Do Beta Cells Regenerate? What Destroys Beta Cells?

Beta cells are insulin-producing cells of the pancreas. These are located primarily in the tail of the pancreas.

In type 1 diabetes mellitus, beta cells are destroyed by the autoimmune process, where our own body attacks the beta cells.

This is partly mediated by various antibodies directed against beta cells or its proteins, such as the

  • Anti-GAD 65 antibodies
  • IA2 antibody
  • ZnT8 antibody
  • and Insulin autoantibody.

Along with this, there is T cell-mediated destruction of beta cells as well.

By diagnosis, more than 90% of the beta cells are destroyed in type 1 diabetes mellitus, which occurs rapidly.

In type 2 diabetes mellitus, there is the gradual destruction of beta cells, occurring over the years. The mechanism of beta-cell destruction is different here.

This occurs due to:

  • Genetic factors (mutations in the susceptibility genes like KCNJ11, SLC30A8, etc.),
  • Environmental factors
  • Metabolic factors.

Initially, insulin resistance (due to obesity, lack of exercise, and genetic factors) in the body prompts beta cells to produce excess insulin to keep blood sugars within range. Gradually beta cells get exhausted, and blood glucose tends to increase.

Long term elevated blood sugars and fatty acids contribute to beta-cell function loss, known as glucolipotoxicity.

Chronic exposure to high blood glucose leads to reduced insulin production due to reduced insulin gene expression and activity.

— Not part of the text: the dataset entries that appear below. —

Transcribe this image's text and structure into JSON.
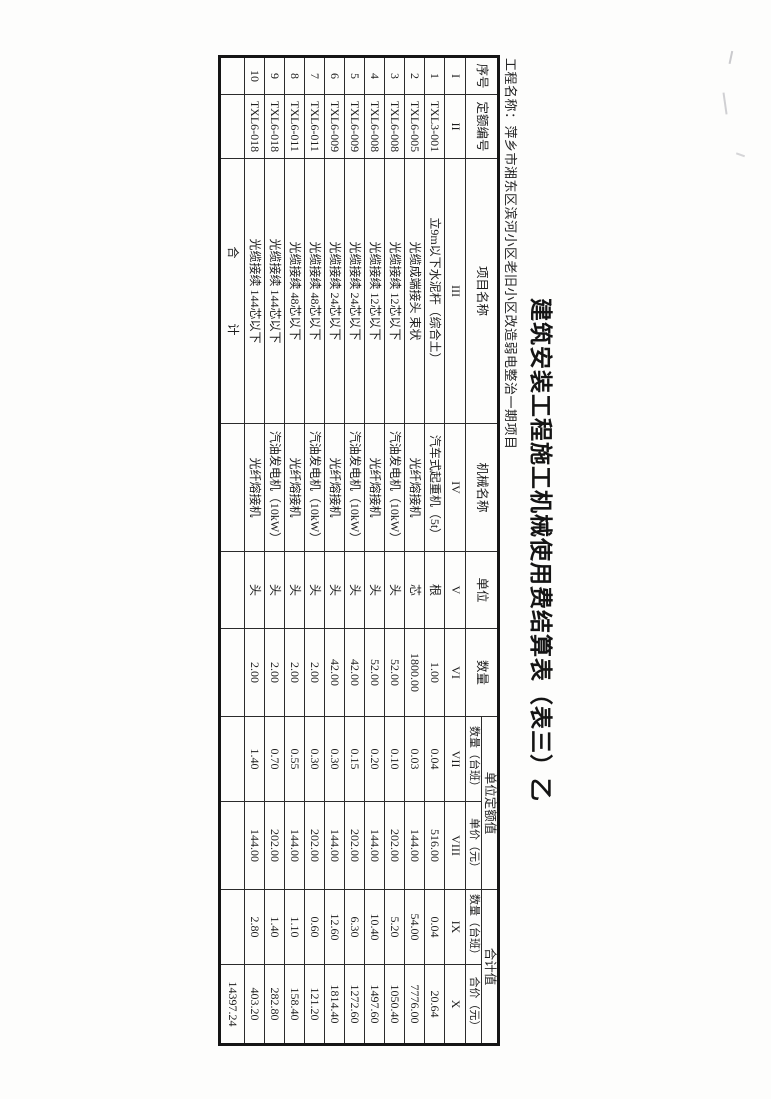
{
  "document": {
    "title": "建筑安装工程施工机械使用费结算表（表三）乙",
    "project_label": "工程名称：",
    "project_name": "萍乡市湘东区滨河小区老旧小区改造弱电整治一期项目"
  },
  "table": {
    "col_keys": [
      "seq",
      "quota_no",
      "item_name",
      "machine_name",
      "unit",
      "quantity",
      "quota_qty_shift",
      "quota_unit_price",
      "total_qty_shift",
      "total_price"
    ],
    "headers": {
      "seq": "序号",
      "quota_no": "定额编号",
      "item_name": "项目名称",
      "machine_name": "机械名称",
      "unit": "单位",
      "quantity": "数量",
      "unit_quota_value": "单位定额值",
      "total_value": "合计值",
      "quota_qty_shift": "数量（台班）",
      "quota_unit_price": "单价（元）",
      "total_qty_shift": "数量（台班）",
      "total_price": "合价（元）"
    },
    "roman_row": [
      "I",
      "II",
      "III",
      "IV",
      "V",
      "VI",
      "VII",
      "VIII",
      "IX",
      "X"
    ],
    "rows": [
      [
        "1",
        "TXL3-001",
        "立9m以下水泥杆（综合土）",
        "汽车式起重机（5t）",
        "根",
        "1.00",
        "0.04",
        "516.00",
        "0.04",
        "20.64"
      ],
      [
        "2",
        "TXL6-005",
        "光缆成端接头 束状",
        "光纤熔接机",
        "芯",
        "1800.00",
        "0.03",
        "144.00",
        "54.00",
        "7776.00"
      ],
      [
        "3",
        "TXL6-008",
        "光缆接续 12芯以下",
        "汽油发电机（10kW）",
        "头",
        "52.00",
        "0.10",
        "202.00",
        "5.20",
        "1050.40"
      ],
      [
        "4",
        "TXL6-008",
        "光缆接续 12芯以下",
        "光纤熔接机",
        "头",
        "52.00",
        "0.20",
        "144.00",
        "10.40",
        "1497.60"
      ],
      [
        "5",
        "TXL6-009",
        "光缆接续 24芯以下",
        "汽油发电机（10kW）",
        "头",
        "42.00",
        "0.15",
        "202.00",
        "6.30",
        "1272.60"
      ],
      [
        "6",
        "TXL6-009",
        "光缆接续 24芯以下",
        "光纤熔接机",
        "头",
        "42.00",
        "0.30",
        "144.00",
        "12.60",
        "1814.40"
      ],
      [
        "7",
        "TXL6-011",
        "光缆接续 48芯以下",
        "汽油发电机（10kW）",
        "头",
        "2.00",
        "0.30",
        "202.00",
        "0.60",
        "121.20"
      ],
      [
        "8",
        "TXL6-011",
        "光缆接续 48芯以下",
        "光纤熔接机",
        "头",
        "2.00",
        "0.55",
        "144.00",
        "1.10",
        "158.40"
      ],
      [
        "9",
        "TXL6-018",
        "光缆接续 144芯以下",
        "汽油发电机（10kW）",
        "头",
        "2.00",
        "0.70",
        "202.00",
        "1.40",
        "282.80"
      ],
      [
        "10",
        "TXL6-018",
        "光缆接续 144芯以下",
        "光纤熔接机",
        "头",
        "2.00",
        "1.40",
        "144.00",
        "2.80",
        "403.20"
      ]
    ],
    "total_row": {
      "label": "合 计",
      "total_price": "14397.24"
    }
  }
}
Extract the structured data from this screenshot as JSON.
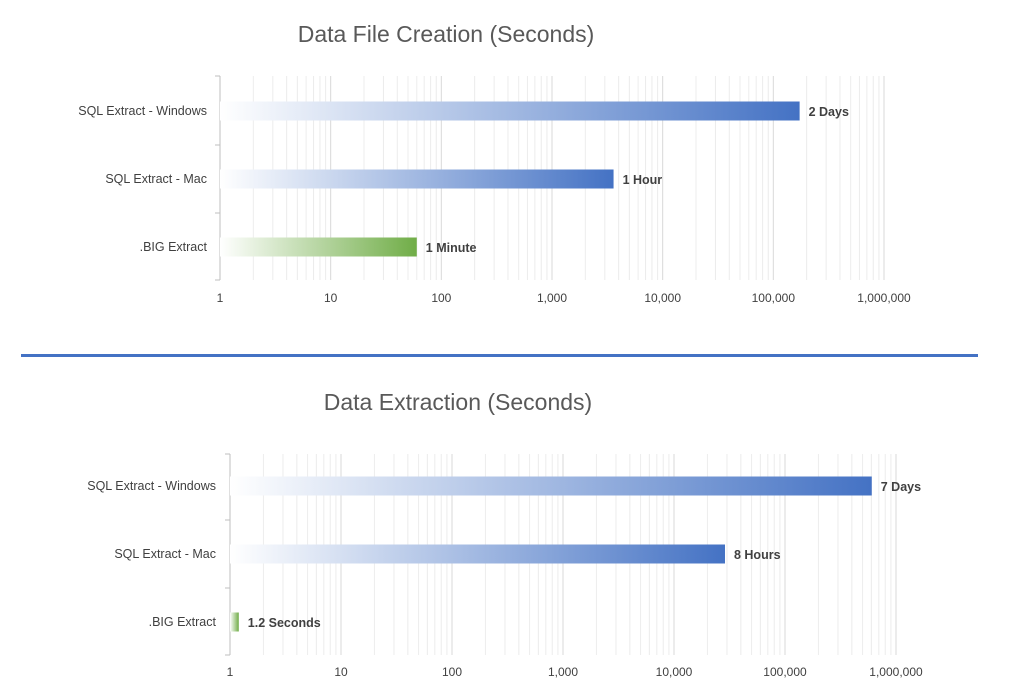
{
  "chart_data": [
    {
      "type": "bar",
      "orientation": "horizontal",
      "title": "Data File Creation (Seconds)",
      "xlabel": "",
      "ylabel": "",
      "x_scale": "log",
      "xlim": [
        1,
        1000000
      ],
      "grid": true,
      "categories": [
        "SQL Extract - Windows",
        "SQL Extract - Mac",
        ".BIG Extract"
      ],
      "values": [
        172800,
        3600,
        60
      ],
      "data_labels": [
        "2 Days",
        "1 Hour",
        "1 Minute"
      ],
      "bar_colors": [
        "#4472c4",
        "#4472c4",
        "#70ad47"
      ],
      "ticks": [
        1,
        10,
        100,
        1000,
        10000,
        100000,
        1000000
      ],
      "tick_labels": [
        "1",
        "10",
        "100",
        "1,000",
        "10,000",
        "100,000",
        "1,000,000"
      ]
    },
    {
      "type": "bar",
      "orientation": "horizontal",
      "title": "Data Extraction (Seconds)",
      "xlabel": "",
      "ylabel": "",
      "x_scale": "log",
      "xlim": [
        1,
        1000000
      ],
      "grid": true,
      "categories": [
        "SQL Extract - Windows",
        "SQL Extract - Mac",
        ".BIG Extract"
      ],
      "values": [
        604800,
        28800,
        1.2
      ],
      "data_labels": [
        "7 Days",
        "8 Hours",
        "1.2 Seconds"
      ],
      "bar_colors": [
        "#4472c4",
        "#4472c4",
        "#70ad47"
      ],
      "ticks": [
        1,
        10,
        100,
        1000,
        10000,
        100000,
        1000000
      ],
      "tick_labels": [
        "1",
        "10",
        "100",
        "1,000",
        "10,000",
        "100,000",
        "1,000,000"
      ]
    }
  ]
}
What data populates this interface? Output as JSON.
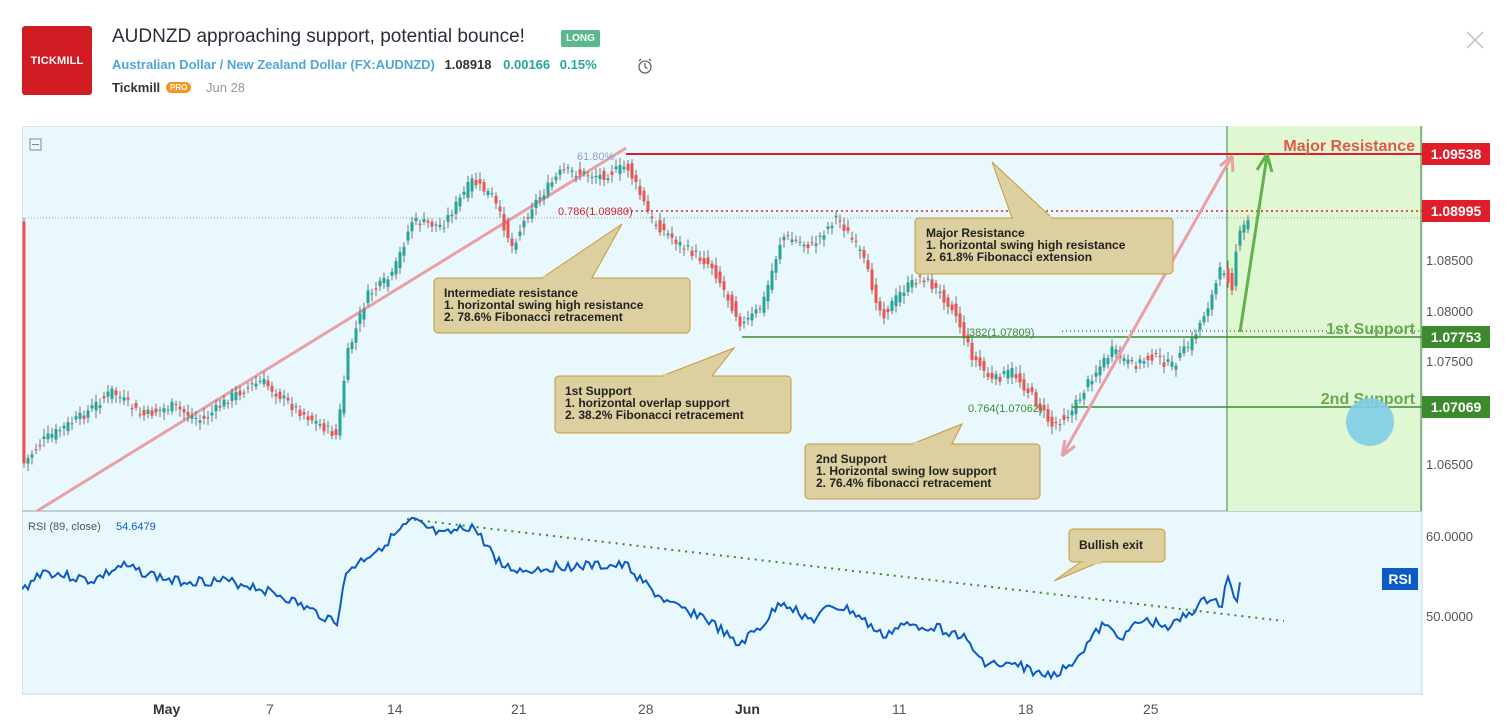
{
  "header": {
    "logo_text": "TICKMILL",
    "title": "AUDNZD approaching support, potential bounce!",
    "badge": "LONG",
    "pair_name": "Australian Dollar / New Zealand Dollar",
    "symbol": "(FX:AUDNZD)",
    "price": "1.08918",
    "change": "0.00166",
    "change_pct": "0.15%",
    "author": "Tickmill",
    "author_badge": "PRO",
    "date": "Jun 28"
  },
  "chart": {
    "price_axis_labels": [
      "1.08500",
      "1.08000",
      "1.07500",
      "1.06500"
    ],
    "price_tags": [
      {
        "value": "1.09538",
        "color": "#e01e2b"
      },
      {
        "value": "1.08995",
        "color": "#e01e2b"
      },
      {
        "value": "1.07753",
        "color": "#3d8a2e"
      },
      {
        "value": "1.07069",
        "color": "#3d8a2e"
      }
    ],
    "fib_labels": {
      "f618": "61.80%",
      "f786": "0.786(1.08980)",
      "f382": "382(1.07809)",
      "f764": "0.764(1.07062)"
    },
    "zone_labels": {
      "major_resistance": "Major Resistance",
      "first_support": "1st Support",
      "second_support": "2nd Support"
    },
    "callouts": {
      "intermediate": [
        "Intermediate resistance",
        "1. horizontal swing high resistance",
        "2. 78.6% Fibonacci retracement"
      ],
      "major": [
        "Major Resistance",
        "1. horizontal swing high resistance",
        "2. 61.8% Fibonacci extension"
      ],
      "first": [
        "1st Support",
        "1. horizontal overlap support",
        "2. 38.2% Fibonacci retracement"
      ],
      "second": [
        "2nd Support",
        "1. Horizontal swing low support",
        "2. 76.4% fibonacci retracement"
      ],
      "bullish": [
        "Bullish exit"
      ]
    },
    "rsi": {
      "label": "RSI (89, close)",
      "value": "54.6479",
      "axis_labels": [
        "60.0000",
        "50.0000"
      ],
      "tag": "RSI"
    },
    "time_labels": [
      "May",
      "7",
      "14",
      "21",
      "28",
      "Jun",
      "11",
      "18",
      "25"
    ]
  },
  "colors": {
    "accent": "#4ca6d8",
    "up": "#26a69a",
    "resistance": "#e01e2b",
    "support": "#3d8a2e",
    "callout_bg": "#dccfa0",
    "rsi_line": "#0b5bc4"
  }
}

Chronic exposure to high blood glucose can also induce apoptosis (programmed cell death) of beta-cells by increasing the pro-apoptotic gene (i.e., Bad, Bik genes) activity.

Increased fatty acids in the pancreas lead to intrapancreatic accumulation of triglycerides and lead to beta-cell dysfunction.

Both glucose and fatty acid exposure can lead to:

  • Increased oxidative stress
  • Increased beta-cell inflammation (mediated through NF-kB, IL-1β, and IFN-γ)
  • Impaired insulin gene function
  • Unfolded protein synthesis
  • Increased islet amyloid polypeptide deposition.

All these ultimately lead to beta-cell function loss and beta-cell death.

Beta-cell regeneration is the ability to form new beta cells, is of great interest in diabetic science because it reverses or slows the progression of diabetes.

Beta cells of the pancreas replicate during fetal and neonatal life, and then the ability to replicate declines rapidly.

Regenerating beta cells is possible by giving beta-cell replication stimulators or by converting other cells like alpha cells to beta cells.